I don’t read many memoirs or autobiographies. Blind spots are difficult to avoid when we tell our life stories from our perspective. I tend to enjoy biographies more because the writer weighs a person’s life, the thoughts of others, and the moment in history to shape the story of a life.
Yet I found myself engulfed in this book and unable to put it down. This book came to my attention when it was listed as a finalists for the National Book Award. It’s a rather quick read and the author slowly unfolds the story leaving you wondering what will happen next. Carolyn Forche takes readers through her journey of understanding the weight of oppression and the prevalence of corruption. Her story carries you along her journey and at the same time takes you on your own journey of how you can engage in the world around you. There are a few pages from this book that will remain with me for a long time.
Some quotes that stood out to me:
Try to see. Look at the world, he’d say, and not at the mirror.

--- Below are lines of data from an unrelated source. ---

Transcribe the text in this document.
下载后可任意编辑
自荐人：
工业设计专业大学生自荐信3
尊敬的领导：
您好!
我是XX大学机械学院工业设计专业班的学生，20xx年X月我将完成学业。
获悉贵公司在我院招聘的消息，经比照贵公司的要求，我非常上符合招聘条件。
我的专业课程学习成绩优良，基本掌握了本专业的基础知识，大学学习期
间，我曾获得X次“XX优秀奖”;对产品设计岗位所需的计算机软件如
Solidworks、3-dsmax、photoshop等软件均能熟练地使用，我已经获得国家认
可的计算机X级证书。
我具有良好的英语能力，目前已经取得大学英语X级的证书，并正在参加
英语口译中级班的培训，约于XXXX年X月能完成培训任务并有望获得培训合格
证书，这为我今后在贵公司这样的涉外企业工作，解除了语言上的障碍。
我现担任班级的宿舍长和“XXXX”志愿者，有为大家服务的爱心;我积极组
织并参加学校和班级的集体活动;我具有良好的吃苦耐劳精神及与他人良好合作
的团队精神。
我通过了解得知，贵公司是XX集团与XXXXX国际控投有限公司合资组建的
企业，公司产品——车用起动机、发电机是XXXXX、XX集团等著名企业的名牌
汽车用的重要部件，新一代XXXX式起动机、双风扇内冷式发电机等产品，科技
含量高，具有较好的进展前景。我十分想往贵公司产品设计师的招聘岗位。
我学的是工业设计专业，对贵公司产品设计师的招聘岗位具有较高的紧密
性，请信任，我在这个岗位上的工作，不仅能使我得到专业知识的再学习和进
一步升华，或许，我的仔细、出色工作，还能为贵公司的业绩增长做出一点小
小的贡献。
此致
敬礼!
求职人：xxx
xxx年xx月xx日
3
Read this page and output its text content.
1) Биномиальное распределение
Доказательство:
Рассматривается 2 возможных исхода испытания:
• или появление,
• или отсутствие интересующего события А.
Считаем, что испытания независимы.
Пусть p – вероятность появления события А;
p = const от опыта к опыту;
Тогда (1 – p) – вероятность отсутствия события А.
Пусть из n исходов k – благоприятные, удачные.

Hope also nourishes us. Not the hope of fools. The other kind. Hope, when everything is clear. Awareness.
It isn’t the risk of death and fear of danger that prevent people from rising up. It is numbness, acquiescence, and the defeat of the mind. Resistance to oppression begins when people realize deeply within themselves that something better is possible.
You have to be able to see the world as it is, to see how it is put together, and you have to be able to say what you see.